Despite conducting some of the lowest number of tests in the state, Telangana shows a high percentage of positive cases in the state, highlighting an alarming need to increase testing measures in the state.
As per a recent petition filed with the High Court of Telangana, which has been accessed by TNM, the state had conducted only 31,721 tests as of June 2. Of these, 2,851 samples returned positive, for a positivity rate of 8.98%. When compared to the national testing rates, this strikes concerns. This number is also significantly higher than that of other states, wherein more tests are being conducted but yielding less positive results.
According to data released by the Indian Council of Medical Research (ICMR), as of June 2 there were a total of 3,966,075 tests conducted in the country of which 2,07,615 were found to be positive. This results in a positivity rate at 5.23%.
“Despite such little testing being done, we can see that there is a significant number of people who are testing positive for the virus. The immediate concern that rises because of this, is how many people would test positive if testing was increased?” explains Dr Kiran Prakash, a professor in the department of Social and Preventive medicine from Kakatiya Medical College in Warangal.
He further goes on to point out that a recent report by the ICMR had also showed that Telangana was reporting some of the highest instances of secondary attack/infection.
Secondary attack rate refers to the number of individuals who have been infected after being exposed to someone who was infected with a particular virus, which in this case is SARS-CoV-2, the virus which causes COVID-19.
“That report also brought to light that Telangana’s secondary attack rate was the sixth highest in the country, and the highest among all the states in the south. We have to keep in mind that this only takes into account around only 20 primary contacts of an infected person. If testing were more widespread, the rate may be higher,” he adds.
Earlier, a source from the Institute of Preventive Medicine (IPM) had told TNM that seeing such a relatively high rate of secondary attacks, even with less testing being done, was the pressing reason that testing had to be increased in the state.
“Even though the number of tests being done is low, we are seeing that the secondary attack rate is high, which is very concerning. It brings into question how many cases we would actually be seeing if testing measures were increased,” the source had said.
It is also crucial to note that the state government has been called out several times for its lack of transparency pertaining to testing data. In fact, an earlier report by TNM noted that the state had stopped providing testing data after May 17. It also drew attention to how some of its neighboring counterparts were doing.
Around the same time, Andhra Pradesh had increased its testing measures to roughly around 10,000 tests being conducted per day.

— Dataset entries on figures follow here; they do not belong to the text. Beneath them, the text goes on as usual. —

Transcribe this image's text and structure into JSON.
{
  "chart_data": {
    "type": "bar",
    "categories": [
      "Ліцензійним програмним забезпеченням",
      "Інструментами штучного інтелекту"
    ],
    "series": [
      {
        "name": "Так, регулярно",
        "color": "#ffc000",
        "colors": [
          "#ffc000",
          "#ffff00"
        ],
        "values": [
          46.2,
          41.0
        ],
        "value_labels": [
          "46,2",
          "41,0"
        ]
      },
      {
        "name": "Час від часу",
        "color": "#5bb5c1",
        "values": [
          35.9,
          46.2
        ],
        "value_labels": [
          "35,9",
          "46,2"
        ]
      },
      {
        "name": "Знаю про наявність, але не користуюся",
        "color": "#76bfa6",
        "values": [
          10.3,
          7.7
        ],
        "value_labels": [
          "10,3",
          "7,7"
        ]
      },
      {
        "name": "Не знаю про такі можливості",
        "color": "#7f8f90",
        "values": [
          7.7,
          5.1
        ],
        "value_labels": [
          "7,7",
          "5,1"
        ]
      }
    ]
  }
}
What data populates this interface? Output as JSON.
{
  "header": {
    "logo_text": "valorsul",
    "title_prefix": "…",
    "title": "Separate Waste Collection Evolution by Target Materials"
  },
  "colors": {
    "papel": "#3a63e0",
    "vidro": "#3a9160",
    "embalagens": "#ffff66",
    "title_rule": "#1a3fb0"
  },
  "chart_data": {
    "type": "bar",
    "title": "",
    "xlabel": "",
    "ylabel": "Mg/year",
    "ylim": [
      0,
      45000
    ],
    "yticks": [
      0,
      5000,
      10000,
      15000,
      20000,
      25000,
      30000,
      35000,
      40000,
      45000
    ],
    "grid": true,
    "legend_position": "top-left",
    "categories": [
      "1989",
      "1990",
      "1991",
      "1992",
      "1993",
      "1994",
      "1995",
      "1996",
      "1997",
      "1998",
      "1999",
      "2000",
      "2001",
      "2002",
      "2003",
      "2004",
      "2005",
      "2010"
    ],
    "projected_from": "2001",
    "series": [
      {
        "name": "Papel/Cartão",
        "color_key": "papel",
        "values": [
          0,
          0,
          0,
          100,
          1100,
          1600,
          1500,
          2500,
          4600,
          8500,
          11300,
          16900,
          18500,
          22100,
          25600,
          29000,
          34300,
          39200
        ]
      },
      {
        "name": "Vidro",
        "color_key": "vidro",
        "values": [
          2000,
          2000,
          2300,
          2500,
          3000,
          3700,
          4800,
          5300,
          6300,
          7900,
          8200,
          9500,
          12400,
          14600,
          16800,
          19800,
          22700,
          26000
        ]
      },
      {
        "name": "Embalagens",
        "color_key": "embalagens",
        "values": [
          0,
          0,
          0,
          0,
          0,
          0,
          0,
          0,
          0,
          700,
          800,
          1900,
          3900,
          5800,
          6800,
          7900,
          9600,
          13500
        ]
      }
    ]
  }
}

As of May 15, the state had done 2,01,196 tests of which 2,137 were found to be positive, giving it a positivity rate of 1.1%.
Take Tamil Nadu for instance. As of June 2, the state had done 5,14,433 tests, of which 24,586 were found to be positive. This comes out to a positivity rate of 4.78%. Of the 24,586 people who tested positive, 197 people died, giving a mortality rate of 0.8%.
In comparison the national positivity rate at the time was 5.23%. As of June 2, there were 3,996,075 tests done of which 2,07,615 were found to be positive. Of the total number of people found to be positive, 5,815 succumbed to the disease. This places the nation’s mortality rate from COVID-19 at 2.80%.
“Testing measures must be increased, that is the only way to enable proper analysis of data to better understand how the state is doing and what measures must be taken to ensure that further spread of the virus is contained,” adds Dr Kiran.